As humans, we live in a mostly visual domain and we get around in the diurnal world thanks to our sense of sight. Our perception of colors enables us to find our food, to judge distances and depth, and to distinguish specific objects in order to analyze them. Our senses of hearing, smell, touch and taste are important, but what about other species?
A world of smells
The sense of smell takes precedence with a number of mammals. A dog, for example, lives in a world of scents. His vision is very different from ours: he sees relatively few colors, and can’t clearly distinguish objects, but he smells a million times better than we can. A walk will produce distinct experiences: while we may admire the view, he takes an interest in other dogs, who may have come and gone long before, in the squirrel that’s come down from the tree in such and such a spot, or in the neighbor’s cat who’s crossed his territory. He homes in easily on table scraps in garbage cans. With his acute hearing he detects his fellow creatures before we do, as well as possible prey scampering under the leaves. For the sake of his mental health, he must be allowed to explore.
On the feline side
A cat possesses acute hearing and smell, but doesn’t taste a whole lot. It swallows its grub quickly, its nose already having gathered information about the nature of the food. Its excellent nighttime vision comes from the high number of rods in its eyes, but it sees nothing in total darkness.

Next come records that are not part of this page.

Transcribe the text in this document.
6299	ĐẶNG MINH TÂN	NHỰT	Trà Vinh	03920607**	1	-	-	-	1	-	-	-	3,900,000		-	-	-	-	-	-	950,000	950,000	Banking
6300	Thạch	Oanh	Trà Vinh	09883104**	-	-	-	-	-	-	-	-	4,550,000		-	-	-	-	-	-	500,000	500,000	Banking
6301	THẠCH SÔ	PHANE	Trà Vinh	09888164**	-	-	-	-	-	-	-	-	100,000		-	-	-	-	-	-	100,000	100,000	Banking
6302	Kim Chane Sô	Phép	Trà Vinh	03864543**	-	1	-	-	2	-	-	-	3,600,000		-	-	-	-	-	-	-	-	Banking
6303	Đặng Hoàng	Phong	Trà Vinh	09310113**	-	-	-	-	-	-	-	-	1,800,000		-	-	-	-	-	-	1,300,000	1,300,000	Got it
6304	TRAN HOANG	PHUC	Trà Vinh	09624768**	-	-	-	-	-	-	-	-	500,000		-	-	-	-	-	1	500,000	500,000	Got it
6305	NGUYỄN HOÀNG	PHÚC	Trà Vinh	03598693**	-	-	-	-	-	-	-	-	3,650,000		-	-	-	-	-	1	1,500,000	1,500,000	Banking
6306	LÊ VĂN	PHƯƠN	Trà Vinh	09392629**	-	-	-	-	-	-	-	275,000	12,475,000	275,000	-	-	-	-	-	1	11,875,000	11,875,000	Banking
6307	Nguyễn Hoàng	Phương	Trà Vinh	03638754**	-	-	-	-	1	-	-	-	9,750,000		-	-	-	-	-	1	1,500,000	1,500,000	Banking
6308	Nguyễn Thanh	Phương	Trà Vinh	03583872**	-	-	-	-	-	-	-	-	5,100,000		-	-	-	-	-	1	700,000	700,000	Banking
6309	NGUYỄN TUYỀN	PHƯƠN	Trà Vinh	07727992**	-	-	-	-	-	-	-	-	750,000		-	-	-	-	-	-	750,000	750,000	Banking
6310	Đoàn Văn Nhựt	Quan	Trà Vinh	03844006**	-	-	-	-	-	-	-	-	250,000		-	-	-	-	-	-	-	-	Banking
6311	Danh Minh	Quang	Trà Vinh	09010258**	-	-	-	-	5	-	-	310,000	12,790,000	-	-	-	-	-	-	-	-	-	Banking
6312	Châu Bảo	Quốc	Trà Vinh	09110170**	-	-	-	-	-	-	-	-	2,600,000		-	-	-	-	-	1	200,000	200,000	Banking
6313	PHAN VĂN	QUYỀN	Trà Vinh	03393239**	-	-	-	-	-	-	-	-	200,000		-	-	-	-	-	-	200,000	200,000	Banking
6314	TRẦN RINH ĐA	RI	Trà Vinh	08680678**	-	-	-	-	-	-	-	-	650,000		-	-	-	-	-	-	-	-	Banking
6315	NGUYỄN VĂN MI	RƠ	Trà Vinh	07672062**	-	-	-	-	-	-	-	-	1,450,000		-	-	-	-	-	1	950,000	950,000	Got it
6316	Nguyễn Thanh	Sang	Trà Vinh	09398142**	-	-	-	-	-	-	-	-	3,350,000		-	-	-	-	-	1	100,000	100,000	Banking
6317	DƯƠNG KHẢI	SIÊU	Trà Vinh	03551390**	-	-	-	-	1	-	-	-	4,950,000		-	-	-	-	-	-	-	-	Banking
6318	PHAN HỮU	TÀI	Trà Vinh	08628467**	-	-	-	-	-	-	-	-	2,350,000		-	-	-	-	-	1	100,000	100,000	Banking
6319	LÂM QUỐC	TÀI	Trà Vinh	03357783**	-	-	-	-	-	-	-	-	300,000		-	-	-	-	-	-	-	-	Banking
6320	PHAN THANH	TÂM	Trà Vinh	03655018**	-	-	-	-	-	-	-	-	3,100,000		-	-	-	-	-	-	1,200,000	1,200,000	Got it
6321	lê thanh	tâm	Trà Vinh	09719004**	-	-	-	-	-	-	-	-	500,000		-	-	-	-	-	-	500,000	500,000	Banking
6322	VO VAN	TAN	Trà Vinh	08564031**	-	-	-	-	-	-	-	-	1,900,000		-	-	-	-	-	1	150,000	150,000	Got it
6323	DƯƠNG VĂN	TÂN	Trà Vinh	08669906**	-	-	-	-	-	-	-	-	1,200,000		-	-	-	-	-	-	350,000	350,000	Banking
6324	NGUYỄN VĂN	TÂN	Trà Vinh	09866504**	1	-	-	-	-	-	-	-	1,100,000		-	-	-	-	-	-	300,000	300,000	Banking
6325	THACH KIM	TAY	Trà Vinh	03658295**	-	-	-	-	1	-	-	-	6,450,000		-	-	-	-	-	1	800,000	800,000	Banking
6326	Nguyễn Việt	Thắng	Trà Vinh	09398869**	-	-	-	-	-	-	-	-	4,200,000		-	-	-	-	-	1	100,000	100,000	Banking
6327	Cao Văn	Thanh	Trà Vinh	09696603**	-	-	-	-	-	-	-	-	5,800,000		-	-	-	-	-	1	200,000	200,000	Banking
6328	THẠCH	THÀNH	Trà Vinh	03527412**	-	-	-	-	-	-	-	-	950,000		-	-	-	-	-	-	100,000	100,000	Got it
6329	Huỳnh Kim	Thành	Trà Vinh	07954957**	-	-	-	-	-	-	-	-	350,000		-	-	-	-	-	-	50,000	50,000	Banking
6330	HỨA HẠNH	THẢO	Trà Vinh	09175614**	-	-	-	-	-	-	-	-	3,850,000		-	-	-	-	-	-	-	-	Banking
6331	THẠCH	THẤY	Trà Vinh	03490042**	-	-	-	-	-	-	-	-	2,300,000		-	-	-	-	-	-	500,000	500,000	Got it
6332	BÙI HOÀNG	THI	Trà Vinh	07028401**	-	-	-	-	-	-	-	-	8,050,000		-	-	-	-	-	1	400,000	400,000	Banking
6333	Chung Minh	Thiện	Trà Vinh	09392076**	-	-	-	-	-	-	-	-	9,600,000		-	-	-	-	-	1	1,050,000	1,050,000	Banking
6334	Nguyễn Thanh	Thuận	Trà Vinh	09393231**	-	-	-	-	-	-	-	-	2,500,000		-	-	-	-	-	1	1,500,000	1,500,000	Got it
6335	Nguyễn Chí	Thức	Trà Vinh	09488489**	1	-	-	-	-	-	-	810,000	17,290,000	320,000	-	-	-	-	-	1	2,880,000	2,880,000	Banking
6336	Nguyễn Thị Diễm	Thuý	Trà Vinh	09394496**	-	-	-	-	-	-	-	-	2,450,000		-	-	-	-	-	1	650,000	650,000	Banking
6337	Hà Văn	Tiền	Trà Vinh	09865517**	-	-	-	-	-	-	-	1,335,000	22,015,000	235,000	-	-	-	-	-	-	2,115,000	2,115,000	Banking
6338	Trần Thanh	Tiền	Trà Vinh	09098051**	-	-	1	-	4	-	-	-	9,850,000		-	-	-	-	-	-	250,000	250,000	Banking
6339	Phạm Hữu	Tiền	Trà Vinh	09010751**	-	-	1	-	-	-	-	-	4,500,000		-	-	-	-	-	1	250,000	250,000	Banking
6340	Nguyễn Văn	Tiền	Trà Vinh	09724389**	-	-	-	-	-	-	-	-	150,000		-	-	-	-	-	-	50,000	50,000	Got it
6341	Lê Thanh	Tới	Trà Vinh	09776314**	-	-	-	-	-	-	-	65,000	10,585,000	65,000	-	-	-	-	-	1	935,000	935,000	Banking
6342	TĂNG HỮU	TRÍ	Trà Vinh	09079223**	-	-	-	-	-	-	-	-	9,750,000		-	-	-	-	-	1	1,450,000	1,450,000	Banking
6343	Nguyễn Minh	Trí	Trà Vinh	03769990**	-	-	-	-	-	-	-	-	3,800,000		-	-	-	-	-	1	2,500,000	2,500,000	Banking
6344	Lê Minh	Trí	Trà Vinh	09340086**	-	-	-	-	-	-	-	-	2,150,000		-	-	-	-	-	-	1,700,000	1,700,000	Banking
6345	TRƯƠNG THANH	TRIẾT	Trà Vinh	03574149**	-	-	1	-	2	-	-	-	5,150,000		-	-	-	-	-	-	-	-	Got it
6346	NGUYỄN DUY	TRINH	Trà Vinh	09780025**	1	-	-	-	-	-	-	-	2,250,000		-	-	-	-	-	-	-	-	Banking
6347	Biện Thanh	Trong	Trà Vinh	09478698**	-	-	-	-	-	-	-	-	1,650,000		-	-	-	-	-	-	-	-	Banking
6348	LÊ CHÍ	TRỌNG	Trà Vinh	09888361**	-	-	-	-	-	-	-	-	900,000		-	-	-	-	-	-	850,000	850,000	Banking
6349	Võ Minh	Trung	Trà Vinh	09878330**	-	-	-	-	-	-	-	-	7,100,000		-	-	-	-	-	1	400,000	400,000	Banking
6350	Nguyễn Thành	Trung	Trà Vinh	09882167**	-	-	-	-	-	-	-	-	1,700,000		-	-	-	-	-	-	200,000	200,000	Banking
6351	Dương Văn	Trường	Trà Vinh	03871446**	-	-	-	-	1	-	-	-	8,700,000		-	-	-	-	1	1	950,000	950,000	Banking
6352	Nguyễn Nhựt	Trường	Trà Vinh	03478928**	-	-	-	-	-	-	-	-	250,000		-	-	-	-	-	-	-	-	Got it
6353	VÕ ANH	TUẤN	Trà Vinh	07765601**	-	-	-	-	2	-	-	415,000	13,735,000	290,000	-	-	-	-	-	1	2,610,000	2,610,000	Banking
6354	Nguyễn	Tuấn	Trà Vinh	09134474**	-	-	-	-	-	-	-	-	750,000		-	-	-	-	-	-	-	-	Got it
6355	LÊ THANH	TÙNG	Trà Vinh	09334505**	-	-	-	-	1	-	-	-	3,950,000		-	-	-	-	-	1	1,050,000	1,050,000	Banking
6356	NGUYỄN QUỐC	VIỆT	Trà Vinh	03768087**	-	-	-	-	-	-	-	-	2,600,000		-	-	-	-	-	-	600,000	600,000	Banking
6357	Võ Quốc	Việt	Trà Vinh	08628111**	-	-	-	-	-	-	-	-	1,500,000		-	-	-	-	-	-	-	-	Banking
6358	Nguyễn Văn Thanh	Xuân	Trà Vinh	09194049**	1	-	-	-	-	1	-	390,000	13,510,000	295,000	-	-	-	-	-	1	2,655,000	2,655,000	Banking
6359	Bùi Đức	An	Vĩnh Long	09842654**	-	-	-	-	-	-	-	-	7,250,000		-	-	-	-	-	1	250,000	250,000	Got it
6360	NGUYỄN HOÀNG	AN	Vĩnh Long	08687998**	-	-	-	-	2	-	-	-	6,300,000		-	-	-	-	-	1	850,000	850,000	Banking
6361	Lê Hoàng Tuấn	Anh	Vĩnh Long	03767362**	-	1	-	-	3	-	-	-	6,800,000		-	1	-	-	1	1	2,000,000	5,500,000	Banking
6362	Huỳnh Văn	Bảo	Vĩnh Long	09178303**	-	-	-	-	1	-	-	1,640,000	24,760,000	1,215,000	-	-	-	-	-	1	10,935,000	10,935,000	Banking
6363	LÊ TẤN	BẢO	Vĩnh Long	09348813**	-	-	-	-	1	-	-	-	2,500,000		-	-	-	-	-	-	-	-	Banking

Four-color vision for the birds
Analysis of a bird’s brain reveals optic lobes indicative of a very highly developed sense of vision. Most have excellent eyesight and perceive more colors. Our vision is three-color, which makes the colors green, blue and red visible to us, while that of many birds is four-color, the fourth being ultraviolet. The sense of smell in birds is generally not strongly developed, except in vultures, who can detect the remains of dead animals from very far off.
The serpent’s tongue
Snakes and a number of lizards can capture infrared, useful for animals that prey on mammals in locating their prey. Their tongue is in no way used for stinging, but rather for collecting information in the form of odors, which are drawn into the mouth through a back-and-forth motion. Analysis happens at the level of the palate through use of the Jacobson’s organ. Their tongue is forked, since each branch makes it possible to locate the object with precision, to the left or the right.
Insects and ultraviolet
A great many insects, including bees, perceive ultraviolet. Quite a few flowers have a color scheme, invisible to us, that leads foragers straight to the center, where the nectar, and especially the pollen, is found, vital to the reproduction of the mother plant.
The long-armed octopus
The sense of touch is very highly developed in the octopus, which with its long arms explores the narrowest crevices, looking for shelter or a crab to devour.
To each his perceptions
There are so many examples, and so many differences from one species to another. What’s important to remember when you deal with an animal: think about how it perceives the world, sometimes very differently from how we do, and bear it in mind in fostering its development and its wellbeing.